Other designers clearly agree; making a small percentage of a runway collection available or dropping a small, separate collection on the date of a fashion show are popular strategies among designers looking to cash in on fashion week-driven attention.
Tandrup said Boozt is still in a learning phase with “Watch & Learn” and that it will be analyzing the data compiled this week to perfect the experience for the future. KPIs include number of viewers, average viewing time, engagement, add-to-cart activity and sales, he said.

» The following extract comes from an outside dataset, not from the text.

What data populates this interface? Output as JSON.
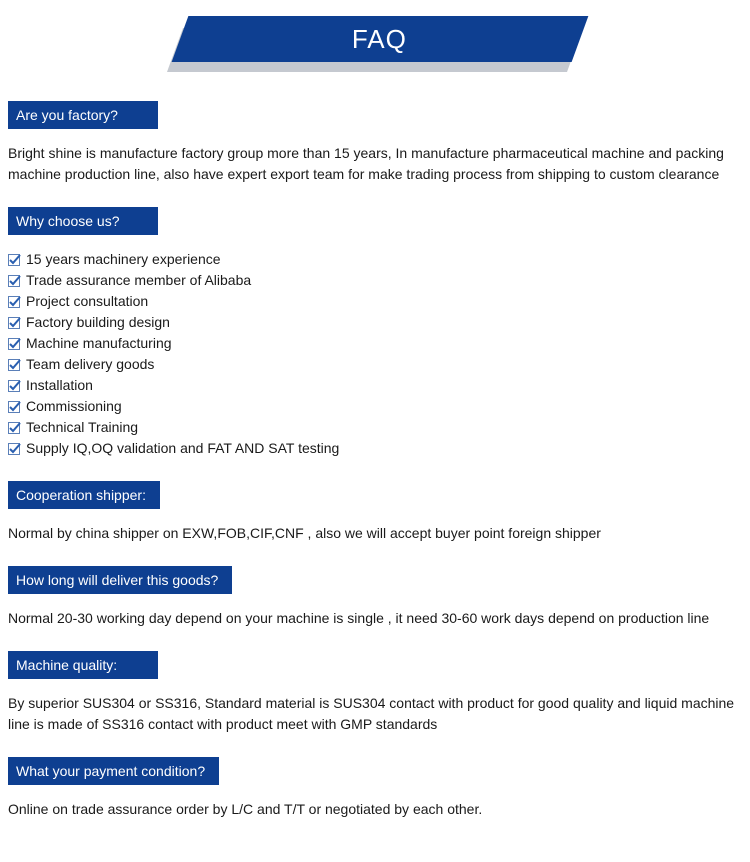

“Fashion week is going through a huge change at the moment; it’s very open, and that’s exciting,” Midby said, referencing the move from a structured schedule to a fluid, unpredictable rollout of seasonal and gendered collections. “[The industry] has learned to use our common sense. We have to listen to the needs of the consumer and think about sales. Maybe this will be the new format for fashion shows going forward; maybe the [livestream] is the new show.”